Both men were off duty and holidaying at the time.
Posting on social media, Mr Deutschbein’s wife Skye said the family is “broken”.
“[We] cannot imagine a world without him. He was our Captain Awesome,” she said in the post.
“I will be off social media for a time but will keep you informed of funeral details when we know more.
“Thank you for your prayers. They are the only thing keeping us right now.”
The pair had celebrated their 19th wedding anniversary earlier in the month.
NSW Police said he was a leading senior constable with the Blue Mountains Police Area Command and were offering support and condolences to the officers wife and family.
Speaking on the incident on Friday, New Zealand police said the hiking pair had turned back due to poor weather when the avalanche hit.
The NSW police officer’s hiking partner was winched out by a helicopter after setting off a locator beacon.
A third member of their party had been unwell in the morning and stayed behind in a hut.
He and the injured hiker were later flown off the mountain.
The New Zealand Mountain Safety Council had warned of a moderate avalanche risk above 1200m because of loose snow and poor weather in the days prior.
“[It’s] an inherently dangerous place to go,” a spokesman said.
Thursday’s event was the second deadly avalanche at the national park in recent weeks.
Last month, on nearby Mount Hicks, New Zealand adventurer Jo Morgan managed to dig her way out of the snow that killed her two companions, Martin Hess and Wolfgang Maier.
Nathan, together with other interstate Police, were given NSWPF Registered numbers in the 60k area – despite the current class of Attesting Police ( as of Friday 14 March 2018 ) having NSWPF Registered numbers in the 53k area.
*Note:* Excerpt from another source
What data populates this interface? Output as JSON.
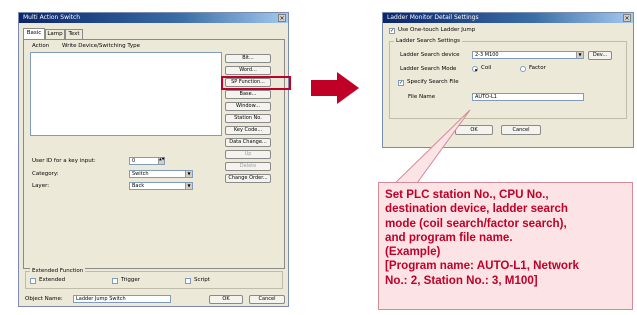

Police rescue officer killed in New Zealand
Nathan Deutschbein, a Blue Mountains police rescue officer, was killed in an avalanche in New Zealand last week.
Leading Senior Constable Deutschbein, 40, had served with the rescue squad in the Mountains since 2016. He joined the NSW Police Force in 2011 after transferring from Tasmania.
He was climbing on Mt Cook in New Zealand’s south island when he was caught in an avalanche last Thursday. His climbing companion suffered minor injuries.
Fellow Police Rescue officer, Senior Constable Steve Day, said Constable Deutschbein had been a gifted worker whose experience as a mountaineer meant he could quickly figure out the best way to reach people stuck in canyons or on cliffs.
“He had the ability to assess and come up with the best possible system for accessing them,” he said.
“He was literally one of our best operators and a very experienced roper.”
He had innate skills that just can’t be taught, Constable Day said.
“He was a very good asset to the rescue squad – confident and able to exercise initiative.
“With the type of skills he had, he will be one of the biggest losses to the squad.”
Constable Day described his colleague as “one of those genuine guys that everyone liked”.
NSW Police issued a statement offering support and condolences. It said the family and colleagues had requested privacy.
NSW Police Legacy has established an appeal to raise funds for Constable Deutschbein’s wife, Skye, and their two daughters.
Its Facebook page described him as someone who earned “high praise for his work and loyalty from his friends and colleagues”.
“Nathan thrived in the outdoors and loved adventure. He could only be described as a man who lived life to the full and his passion rubbed off on everyone around him.”
Donations to the Deutschbein family can be made at http://deutschbeinfamilyappeal.gofundraise.com.au/.
Julie Burton, from the OzCanyons Facebook group, posted a link to the fundraising page: “This fella was one of us, and also a member of Blue Mountains Police Rescue and more than likely came to help when one of us was in trouble in a canyon. We knew him as Von Dutchy.”
The mayor, Cr Mark Greenhill, said the news was “devastating”.
“The love of our whole community goes out to Nathan’s family, friends and colleagues. He was such an admired and respected person.”
The New Zealand Department of Conservation Aoraki/Mt Cook operation manager, Brent Swanson, said the incident highlighted the risks involved in exploring the country’s mountains.